Reported by: Ijeoma G | Edited by: Oravbiere Osayomore Promise.
Al-Qaeda-linked militants and Tuareg separatists launched a rare and highly coordinated wave of attacks across military-ruled Mali on Saturday, striking multiple cities including the capital Bamako, in what analysts described as the largest assault on the junta in years. Explosions and sustained gunfire were first reported shortly before 6 a.m. local time near the main military base at Kati, a garrison town on the outskirts of Bamako that houses the residences of junta leader General Assimi Goïta and Defence Minister Sadio Camara. Within hours, fighting had spread to several other locations, including Bamako’s international airport, the central towns of Sevare and Mopti, and the northern cities of Gao and Kidal, which had been a symbol of the government’s military victory after it was recaptured in 2023.

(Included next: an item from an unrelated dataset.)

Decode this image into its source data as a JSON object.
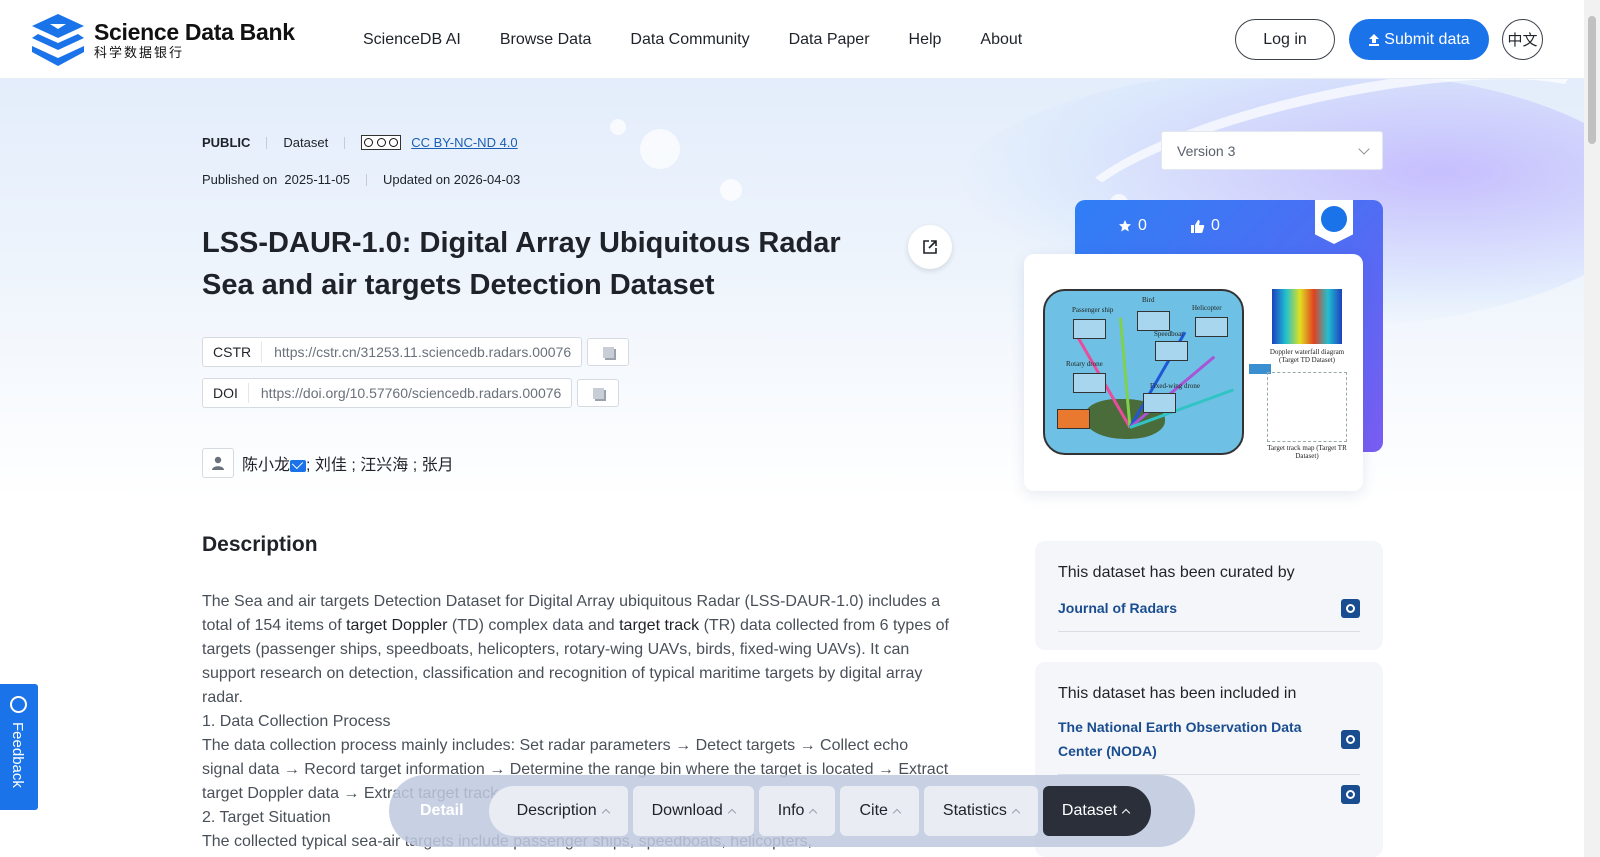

Jama’at Nusrat al‑Islam wal‑Muslimin (JNIM) – the country’s main al‑Qaeda‑affiliated militant group – claimed responsibility for the operation, which it said was carried out in coordination with the Tuareg‑led Azawad Liberation Front (FLA).
According to a statement published by the SITE Intelligence Group, JNIM said its fighters attacked the homes of the junta leader and the defence minister, Bamako’s Modibo‑Keïta International Airport, and military sites in Kati. The group also claimed to have “captured” the northern city of Kidal and taken control of Mopti and most military positions in Gao and Sevare. The FLA, which seeks a breakaway ethnic Tuareg state, confirmed that the attacks were part of a “well‑planned” joint operation. “We had been working on this operation for a long time, in a well‑planned manner, and in fact, in alliance with JNIM,” FLA spokesman Mohamed Elmaouloud Ramadane told the BBC.
The Malian army reacted slowly at first. In a brief statement, it described unidentified “terrorist” groups as the perpetrators but gave no details. It later claimed that the situation was under control and that “several hundred” assailants had been killed, though no evidence was provided, and the BBC noted that fighting appeared to continue long after the announcement. By late morning, reports indicated that the defence minister’s residence in Kati had been badly damaged, a military helicopter had been shot down near Gao, and about ten suspected attackers’ bodies had been counted. The US embassy urged its citizens to shelter in place, and the UK Foreign Office advised against all travel to Mali, warning that the airport had been temporarily closed.
The military government, led by General Goïta, has been under intense pressure since it seized power in coups in 2020 and 2021, promising to restore security but failing to halt a jihadist insurgency that has plagued the Sahel state for over a decade.
Saturday’s attacks were widely seen as the boldest and most sophisticated challenge to the junta in years, targeting not only remote northern positions but the capital itself. “This looks like the biggest coordinated jihadist attack on Mali for years,” said Ulf Laessing, head of the Sahel programme at the Konrad Adenauer Foundation. The African Union strongly condemned the violence, while Russia’s foreign ministry claimed that about 250 fighters had attacked Bamako’s airport and surrounding areas but had been repelled.
By Saturday evening, an uneasy calm had settled over parts of the capital, though residents reported that heavy fighting continued in several neighbourhoods. The authorities imposed a nightly curfew from 9 p.m. to 6 a.m. for three days, and checkpoints were set up on roads leading to the airport. For millions of Malians who had watched their government lose control of vast tracts of the north and centre over years of bloodshed, the day was a stark reminder that none of the country’s major cities are safe anymore.